What the hell’s going on with the investigation of Detroit Police Officer Eugene Brown?
News Hits has been trying to figure it out, but truth be told, we’re getting lost in the double-talk coming out of the Wayne County Prosecutor’s Office.
Here’s the deal: Last spring, after press coverage produced a storm of public outrage over the number of civilians being fatally shot by police, Chief Benny Napoleon ordered a “re-review” of four cases involving Brown, who has killed three people and wounded six others in seven years on the force. The new investigation, promised Napoleon, would reassure the public that its police department had nothing to hide.
Three high-ranking officers — Deputy Chief Walter Shoulders and Cmdrs. Cara Best and Frazer Shaw were ordered to investigate and then produce a report.
On Oct. 6, Metro Times reporter Ann Mullen contacted the prosecutor’s office to inquire whether charges would be filed against Brown. She was told by Richard Padzieski, chief of staff for Prosecutor John O’Hair, that the final report had not yet been received.
“We would be foolish to make a decision when there is a document out there that reports to be the new investigation,” explained Padzieski.
So it was with some surprise that we read a Free Press article last week that quoted Napoleon as saying O’Hair had called to inform him that there was insufficient evidence to charge Brown in any of the shootings.
However, the article also reported that, according to Padzieski, prosecutors could not make a decision on Brown until they received the final Police Department report — a statement that jibed with what Padzieski had told us previously.
Mullen called Padzieski to see if she could figure out what was going on. Padzieski told her that the Free Press “screwed up” his statement “completely.”
“What I said is we never received the complete report but as a matter of actual fact we had all the evidence involved in these cases we needed,” explained Padzieski.
So, if prosecutors needed the new report a month ago, why don’t they need it now?
The Free Press reporters, by the way, stand by their story.

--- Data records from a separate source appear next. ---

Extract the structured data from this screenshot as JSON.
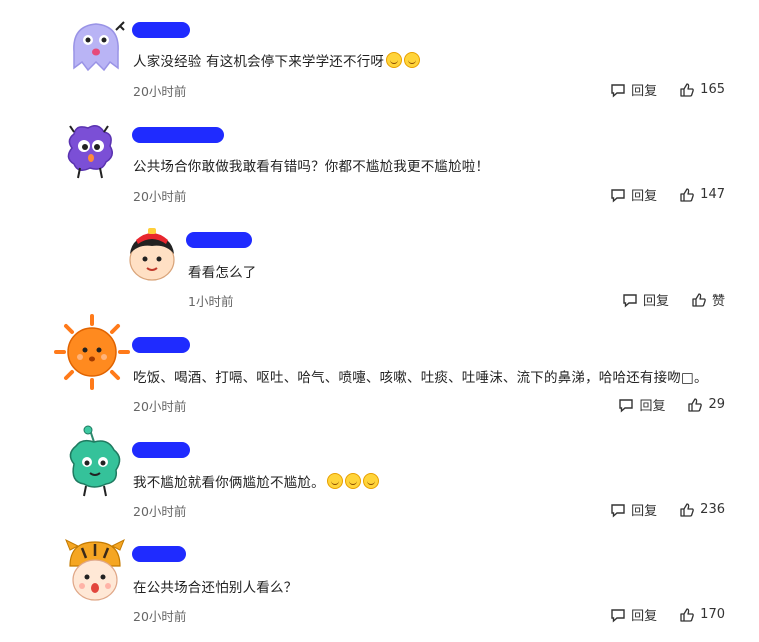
{
  "comments": [
    {
      "avatar": "ghost-avatar",
      "text": "人家没经验 有这机会停下来学学还不行呀",
      "emojis": [
        "smile-emoji",
        "grin-emoji"
      ],
      "time": "20小时前",
      "reply": "回复",
      "likes": "165"
    },
    {
      "avatar": "purple-monster-avatar",
      "text": "公共场合你敢做我敢看有错吗？你都不尴尬我更不尴尬啦！",
      "emojis": [],
      "time": "20小时前",
      "reply": "回复",
      "likes": "147"
    },
    {
      "avatar": "boy-avatar",
      "text": "看看怎么了",
      "emojis": [],
      "time": "1小时前",
      "reply": "回复",
      "likes": "赞"
    },
    {
      "avatar": "sun-avatar",
      "text": "吃饭、喝酒、打嗝、呕吐、哈气、喷嚏、咳嗽、吐痰、吐唾沫、流下的鼻涕，哈哈还有接吻□。",
      "emojis": [],
      "time": "20小时前",
      "reply": "回复",
      "likes": "29"
    },
    {
      "avatar": "green-monster-avatar",
      "text": "我不尴尬就看你俩尴尬不尴尬。",
      "emojis": [
        "laugh-cry-emoji",
        "laugh-cry-emoji",
        "laugh-cry-emoji"
      ],
      "time": "20小时前",
      "reply": "回复",
      "likes": "236"
    },
    {
      "avatar": "tiger-hat-avatar",
      "text": "在公共场合还怕别人看么？",
      "emojis": [],
      "time": "20小时前",
      "reply": "回复",
      "likes": "170"
    }
  ],
  "colors": {
    "name_redaction": "#1f2bff",
    "text": "#222222",
    "time": "#666666"
  }
}
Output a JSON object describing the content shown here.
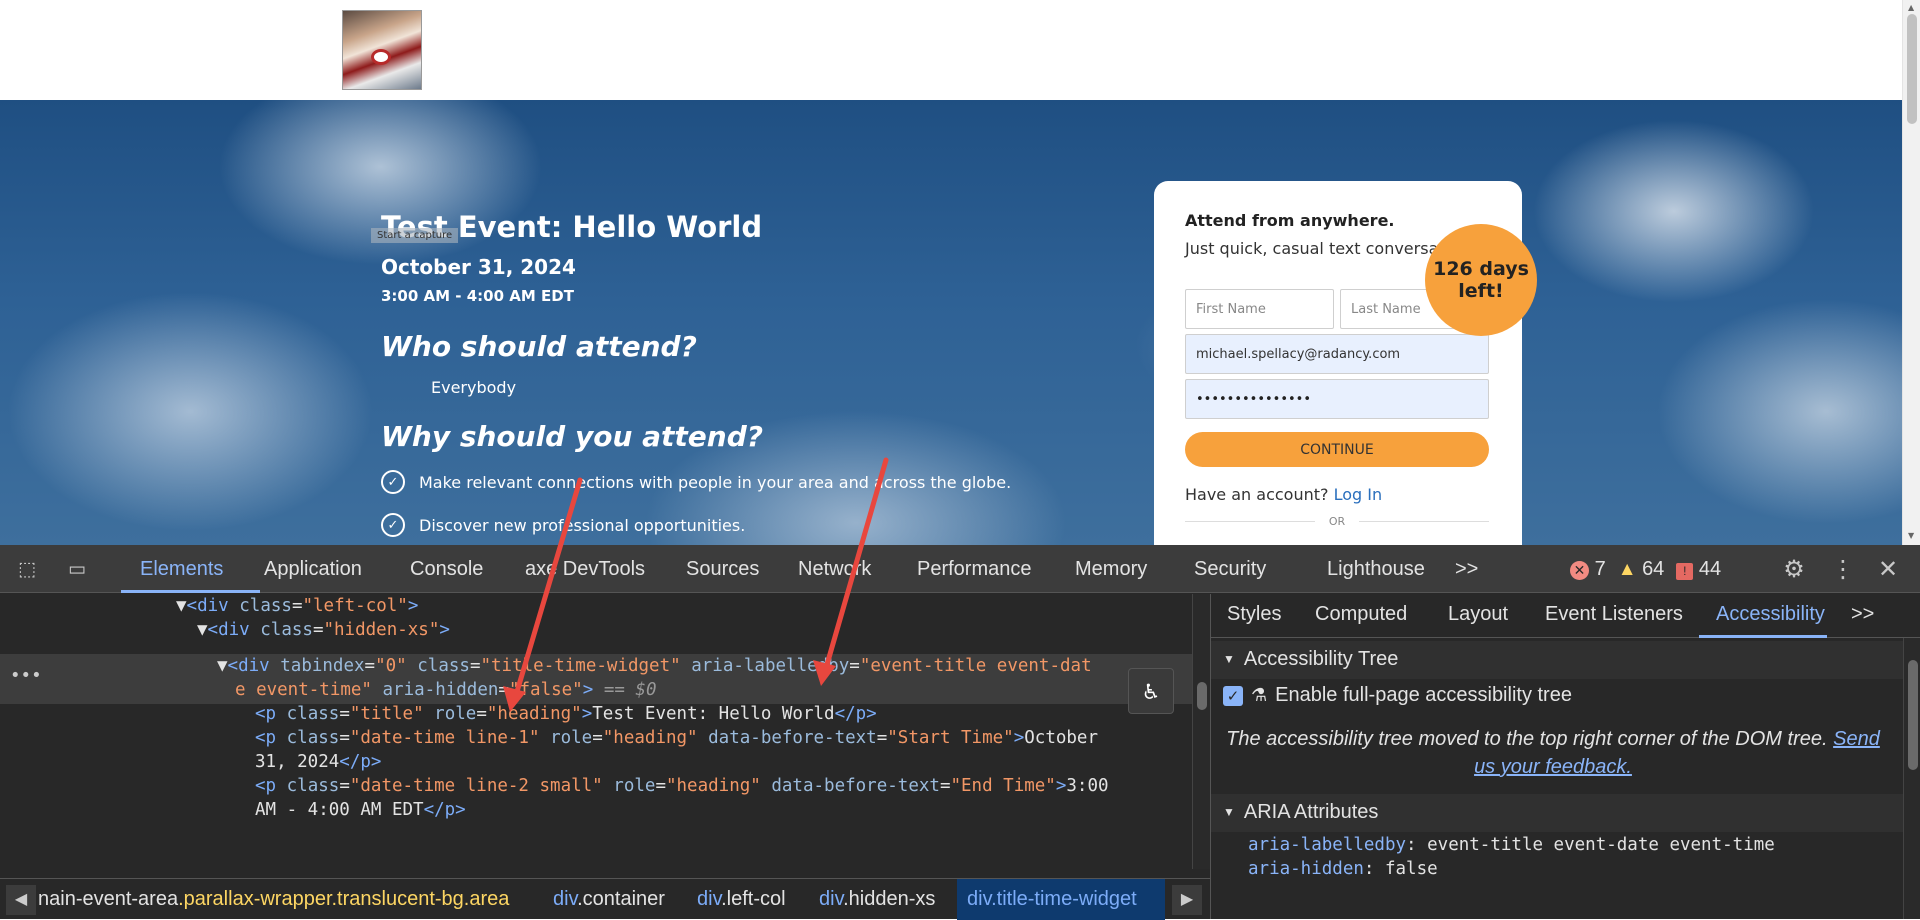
{
  "page": {
    "capture_label": "Start a capture",
    "event_title": "Test Event: Hello World",
    "event_date": "October 31, 2024",
    "event_time": "3:00 AM - 4:00 AM EDT",
    "who_heading": "Who should attend?",
    "who_answer": "Everybody",
    "why_heading": "Why should you attend?",
    "bullets": [
      "Make relevant connections with people in your area and across the globe.",
      "Discover new professional opportunities."
    ],
    "badge": "126 days left!",
    "form": {
      "heading": "Attend from anywhere.",
      "subheading": "Just quick, casual text conversations.",
      "first_name_placeholder": "First Name",
      "last_name_placeholder": "Last Name",
      "email_value": "michael.spellacy@radancy.com",
      "password_value": "•••••••••••••••",
      "continue_label": "CONTINUE",
      "have_account": "Have an account?",
      "login_label": "Log In",
      "or_label": "OR"
    }
  },
  "devtools": {
    "tabs": [
      "Elements",
      "Application",
      "Console",
      "axe DevTools",
      "Sources",
      "Network",
      "Performance",
      "Memory",
      "Security",
      "Lighthouse"
    ],
    "more": ">>",
    "errors": "7",
    "warnings": "64",
    "issues": "44",
    "dom_lines": {
      "l1_tag": "<div",
      "l1_attr": "class",
      "l1_val": "\"left-col\"",
      "l2_val": "\"hidden-xs\"",
      "l3_tabindex": "tabindex",
      "l3_tabindex_val": "\"0\"",
      "l3_class_val": "\"title-time-widget\"",
      "l3_labelledby": "aria-labelledby",
      "l3_labelledby_val": "\"event-title event-dat",
      "l3_cont_val": "e event-time\"",
      "l3_hidden": "aria-hidden",
      "l3_hidden_val": "\"false\"",
      "l3_dollar": "== $0",
      "p_title_class": "\"title\"",
      "p_role": "role",
      "p_heading": "\"heading\"",
      "p_title_text": "Test Event: Hello World",
      "p_line1_class": "\"date-time line-1\"",
      "p_before": "data-before-text",
      "p_line1_before": "\"Start Time\"",
      "p_line1_text": "October",
      "p_line1_text2": "31, 2024",
      "p_line2_class": "\"date-time line-2 small\"",
      "p_line2_before": "\"End Time\"",
      "p_line2_text": "3:00",
      "p_line2_text2": "AM - 4:00 AM EDT"
    },
    "breadcrumbs": [
      {
        "tag": "",
        "cls": "nain-event-area",
        "extra": ".parallax-wrapper.translucent-bg.area"
      },
      {
        "tag": "div",
        "cls": ".container"
      },
      {
        "tag": "div",
        "cls": ".left-col"
      },
      {
        "tag": "div",
        "cls": ".hidden-xs"
      },
      {
        "tag": "div",
        "cls": ".title-time-widget"
      }
    ],
    "side_tabs": [
      "Styles",
      "Computed",
      "Layout",
      "Event Listeners",
      "Accessibility"
    ],
    "accessibility": {
      "tree_heading": "Accessibility Tree",
      "enable_label": "Enable full-page accessibility tree",
      "note": "The accessibility tree moved to the top right corner of the DOM tree.",
      "feedback_link": "Send us your feedback.",
      "aria_heading": "ARIA Attributes",
      "aria": [
        {
          "key": "aria-labelledby",
          "value": "event-title event-date event-time"
        },
        {
          "key": "aria-hidden",
          "value": "false"
        }
      ]
    }
  },
  "colors": {
    "accent_orange": "#f7a13c",
    "devtools_blue": "#8ab4f8",
    "annotation_red": "#e8473e"
  }
}
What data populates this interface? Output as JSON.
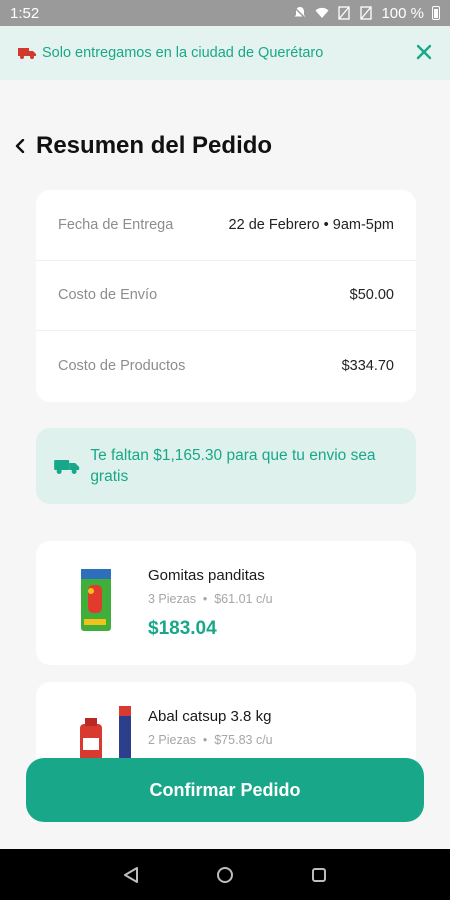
{
  "status_bar": {
    "time": "1:52",
    "battery": "100 %"
  },
  "banner": {
    "text": "Solo entregamos en la ciudad de Querétaro"
  },
  "header": {
    "title": "Resumen del Pedido"
  },
  "summary": [
    {
      "label": "Fecha de Entrega",
      "value": "22 de Febrero • 9am-5pm"
    },
    {
      "label": "Costo de Envío",
      "value": "$50.00"
    },
    {
      "label": "Costo de Productos",
      "value": "$334.70"
    }
  ],
  "free_shipping_notice": {
    "text": "Te faltan $1,165.30 para que tu envio sea gratis"
  },
  "products": [
    {
      "name": "Gomitas panditas",
      "qty": "3 Piezas",
      "unit_price": "$61.01 c/u",
      "total": "$183.04"
    },
    {
      "name": "Abal catsup 3.8 kg",
      "qty": "2 Piezas",
      "unit_price": "$75.83 c/u"
    }
  ],
  "confirm_button": {
    "label": "Confirmar Pedido"
  },
  "colors": {
    "accent": "#18a889",
    "banner_bg": "#e4f3ef",
    "notice_bg": "#dff1ec"
  }
}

And what about that report?
Mullen requested a copy from Napoleon at the Board of Police Commissioners meeting last week — after O’Hair made his ruling on Brown — and was told that the report would not be released because it included privileged information about possible police policy violations. News Hits asked Assistant Chief Marvin Winkler, who is currently reviewing the report, if the department intended to make public the portions that address only the criminal investigation of Brown. His answer was, “No. I can’t release half a report. A lawyer said we can’t release it at all.”
After Winkler decides whether to endorse the report, he is to forward it to Napoleon, who will decide whether Brown violated internal policies.
Bottom line: Neither the prosecutor’s office nor the public will be made privy to what three top officials in the Police Department discovered in their investigation of a man who has shot nine people in seven years.